Where did we fall flat?  

1.  We spent WAY more on food than we should have.  A lot of that was me getting pregnant and having aversions and 'food moodiness' that had me indulging in whatever sounded good at the moment.  The CSA, while enjoyable, also had us expending money on food that we didn't consume and often didn't even enjoy - after all, there's only so many times a week I can eat kale and like it.    This year, we'll garden and supplement from the farmers markets for our veggies, only buying what we want and can use up. 

2. We didn't preserve much food either - a bit of salsa, some green and wax beans that got blanched and frozen, and some pesto.  For all the cost and effort, we definitely fell short of our goals in this area.
3. We didn't get to some projects, in part because we decided we were just too busy.  This is a mixed one, because while they were things we wanted to do, we also realized that between work, long commutes, house projects, and chores, we weren't having much fun.  And so we've spent more time relaxing in the last few months when we can.  Still, those projects are starting to bother us in their unfinished state.  

4. We were a little too surprised by certain expenditures.  I'm working on planning and researching better, so that we can estimate costs better.

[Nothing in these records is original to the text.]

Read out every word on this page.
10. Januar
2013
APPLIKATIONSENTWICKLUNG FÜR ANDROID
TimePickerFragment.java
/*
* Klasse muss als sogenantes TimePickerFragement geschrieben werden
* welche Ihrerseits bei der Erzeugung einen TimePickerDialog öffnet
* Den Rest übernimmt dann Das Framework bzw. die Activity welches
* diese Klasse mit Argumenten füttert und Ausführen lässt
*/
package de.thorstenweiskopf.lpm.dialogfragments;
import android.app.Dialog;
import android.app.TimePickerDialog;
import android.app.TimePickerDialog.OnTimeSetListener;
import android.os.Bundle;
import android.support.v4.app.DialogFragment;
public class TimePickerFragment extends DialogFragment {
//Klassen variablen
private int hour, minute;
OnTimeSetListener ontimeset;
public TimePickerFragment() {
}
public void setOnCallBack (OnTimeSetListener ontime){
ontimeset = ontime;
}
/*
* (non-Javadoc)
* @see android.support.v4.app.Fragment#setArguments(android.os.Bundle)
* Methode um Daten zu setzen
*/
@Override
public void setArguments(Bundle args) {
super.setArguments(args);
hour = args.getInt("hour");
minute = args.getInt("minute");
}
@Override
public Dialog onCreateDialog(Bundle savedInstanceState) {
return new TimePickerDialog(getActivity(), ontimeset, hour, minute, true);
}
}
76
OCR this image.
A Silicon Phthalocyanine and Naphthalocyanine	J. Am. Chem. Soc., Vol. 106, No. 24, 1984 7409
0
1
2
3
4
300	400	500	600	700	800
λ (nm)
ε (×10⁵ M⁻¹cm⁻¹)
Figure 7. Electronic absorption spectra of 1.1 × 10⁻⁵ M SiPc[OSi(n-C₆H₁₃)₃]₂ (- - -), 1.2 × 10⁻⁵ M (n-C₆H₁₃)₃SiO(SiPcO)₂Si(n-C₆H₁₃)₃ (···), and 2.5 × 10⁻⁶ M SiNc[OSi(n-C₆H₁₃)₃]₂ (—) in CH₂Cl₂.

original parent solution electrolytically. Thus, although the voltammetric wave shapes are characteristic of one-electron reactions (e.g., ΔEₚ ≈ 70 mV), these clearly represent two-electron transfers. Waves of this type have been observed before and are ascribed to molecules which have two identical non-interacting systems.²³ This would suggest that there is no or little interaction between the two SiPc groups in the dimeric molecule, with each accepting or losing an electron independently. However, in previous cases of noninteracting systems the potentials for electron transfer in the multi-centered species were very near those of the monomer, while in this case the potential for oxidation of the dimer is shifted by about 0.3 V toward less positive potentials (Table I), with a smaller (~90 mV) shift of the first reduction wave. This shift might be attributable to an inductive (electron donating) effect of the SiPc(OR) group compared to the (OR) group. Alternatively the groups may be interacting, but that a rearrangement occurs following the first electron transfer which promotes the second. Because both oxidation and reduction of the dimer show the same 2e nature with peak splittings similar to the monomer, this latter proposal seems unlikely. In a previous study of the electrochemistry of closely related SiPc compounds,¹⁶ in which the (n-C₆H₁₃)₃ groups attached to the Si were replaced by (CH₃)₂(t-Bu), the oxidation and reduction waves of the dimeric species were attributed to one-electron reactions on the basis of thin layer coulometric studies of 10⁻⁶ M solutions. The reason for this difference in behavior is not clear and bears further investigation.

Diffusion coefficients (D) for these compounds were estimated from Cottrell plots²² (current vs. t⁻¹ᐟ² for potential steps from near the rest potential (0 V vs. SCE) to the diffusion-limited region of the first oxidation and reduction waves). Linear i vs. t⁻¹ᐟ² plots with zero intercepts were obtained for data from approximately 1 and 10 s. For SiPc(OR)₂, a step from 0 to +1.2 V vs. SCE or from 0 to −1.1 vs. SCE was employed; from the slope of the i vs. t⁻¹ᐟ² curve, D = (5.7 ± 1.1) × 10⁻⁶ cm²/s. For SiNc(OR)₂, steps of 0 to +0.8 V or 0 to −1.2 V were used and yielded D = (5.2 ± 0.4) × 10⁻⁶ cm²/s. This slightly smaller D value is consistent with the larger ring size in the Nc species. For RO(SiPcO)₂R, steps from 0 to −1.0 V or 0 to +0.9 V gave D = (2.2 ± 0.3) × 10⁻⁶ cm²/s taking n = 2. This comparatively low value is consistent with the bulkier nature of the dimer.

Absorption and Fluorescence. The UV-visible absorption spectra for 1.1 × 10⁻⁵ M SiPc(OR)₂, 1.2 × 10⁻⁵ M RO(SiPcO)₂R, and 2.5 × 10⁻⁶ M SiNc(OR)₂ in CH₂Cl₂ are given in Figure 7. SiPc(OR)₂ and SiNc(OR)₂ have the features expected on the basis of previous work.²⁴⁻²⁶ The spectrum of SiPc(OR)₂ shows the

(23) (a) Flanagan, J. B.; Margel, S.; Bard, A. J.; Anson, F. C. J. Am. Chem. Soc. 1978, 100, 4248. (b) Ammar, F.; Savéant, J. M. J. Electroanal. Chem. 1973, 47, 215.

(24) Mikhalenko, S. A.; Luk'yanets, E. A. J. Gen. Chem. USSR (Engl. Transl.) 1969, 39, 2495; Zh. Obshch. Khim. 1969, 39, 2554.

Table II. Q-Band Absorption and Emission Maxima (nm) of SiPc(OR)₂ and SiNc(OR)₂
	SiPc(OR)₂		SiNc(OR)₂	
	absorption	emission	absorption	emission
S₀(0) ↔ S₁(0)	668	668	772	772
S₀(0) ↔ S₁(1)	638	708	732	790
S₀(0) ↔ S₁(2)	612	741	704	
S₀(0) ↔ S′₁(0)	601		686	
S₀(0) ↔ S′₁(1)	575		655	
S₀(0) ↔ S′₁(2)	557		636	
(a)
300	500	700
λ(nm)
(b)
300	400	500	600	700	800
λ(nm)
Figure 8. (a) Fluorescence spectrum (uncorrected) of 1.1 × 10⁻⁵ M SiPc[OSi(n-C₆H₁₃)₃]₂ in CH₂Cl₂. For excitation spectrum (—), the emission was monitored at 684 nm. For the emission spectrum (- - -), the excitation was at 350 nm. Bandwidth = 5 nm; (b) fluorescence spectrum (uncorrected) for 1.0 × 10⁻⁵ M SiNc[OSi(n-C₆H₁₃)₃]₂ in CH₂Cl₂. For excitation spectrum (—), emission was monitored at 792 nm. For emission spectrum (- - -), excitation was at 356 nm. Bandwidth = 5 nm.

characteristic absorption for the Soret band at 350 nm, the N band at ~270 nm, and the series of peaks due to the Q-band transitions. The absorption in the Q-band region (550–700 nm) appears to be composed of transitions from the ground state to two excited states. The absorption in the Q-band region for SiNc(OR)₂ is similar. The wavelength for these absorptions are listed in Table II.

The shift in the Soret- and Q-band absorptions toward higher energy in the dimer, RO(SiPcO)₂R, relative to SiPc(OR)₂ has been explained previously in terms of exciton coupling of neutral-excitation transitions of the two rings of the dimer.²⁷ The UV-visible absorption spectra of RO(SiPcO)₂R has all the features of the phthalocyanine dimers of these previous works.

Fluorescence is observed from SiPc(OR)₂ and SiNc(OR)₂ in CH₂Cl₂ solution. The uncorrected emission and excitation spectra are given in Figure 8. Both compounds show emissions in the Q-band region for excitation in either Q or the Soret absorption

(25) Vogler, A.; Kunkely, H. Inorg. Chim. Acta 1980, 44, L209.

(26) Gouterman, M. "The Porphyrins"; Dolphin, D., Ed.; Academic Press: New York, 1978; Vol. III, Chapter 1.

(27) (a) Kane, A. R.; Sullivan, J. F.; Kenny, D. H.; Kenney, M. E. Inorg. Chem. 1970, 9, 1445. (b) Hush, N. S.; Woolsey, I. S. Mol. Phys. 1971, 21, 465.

So how did we do?  I give us a A-.  Not because all the goals got accomplished, but because those that did got accomplished in cash, while still meeting our savings goals.  We even managed to absorb some surprises into the budget without a blip.

So how does 2009 look?  From a personal perspective, pretty good.  We're finally going to get to meet Baby Moneypenny (in about 8 weeks, give or take), and we're both looking forward to that.  I'm looking forward to my maternity leave, especially after how much of my life I've given to work this year.  

From a financial perspective, not so secure.  In addition to burning through savings for a maternity leave, the economy is uncomfortably insecure.  We may have another month of unemployment for me (February) which we're waiting on an answer for.  While we're prepared for me to be out of work for a while, if it carries on too long things could get stressful.  

All that financial insecurity has made it hard for me to set goals for 2009.  But the point of goals is not to feel bad if you don't meet them, but to give yourself something to work towards.  So here's 2009.

1. To enjoy my maternity leave and our baby without stressing about money or finding a new job.  It would be so easy to fret the time away, but I'll never get it back, so I intend to revel in it.

2. To continue to focus what money we do have allocated for house projects towards infrastructure, such as wiring, insulation and so on.  These are things that will pay us back in the end.

3. To lose all the baby weight and get back into shape.  Once Baby MoneyPenny arrives, I need to find a way to work exercise and a healthier diet into our lives, despite the sleep deprivation and demands of new parenthood.  

4. To continue to work towards our long-term savings goals, as well as the smaller goal of eating locally and organically.  

We'll see how we're doing at a mid-year check in this June.  Happy New Year!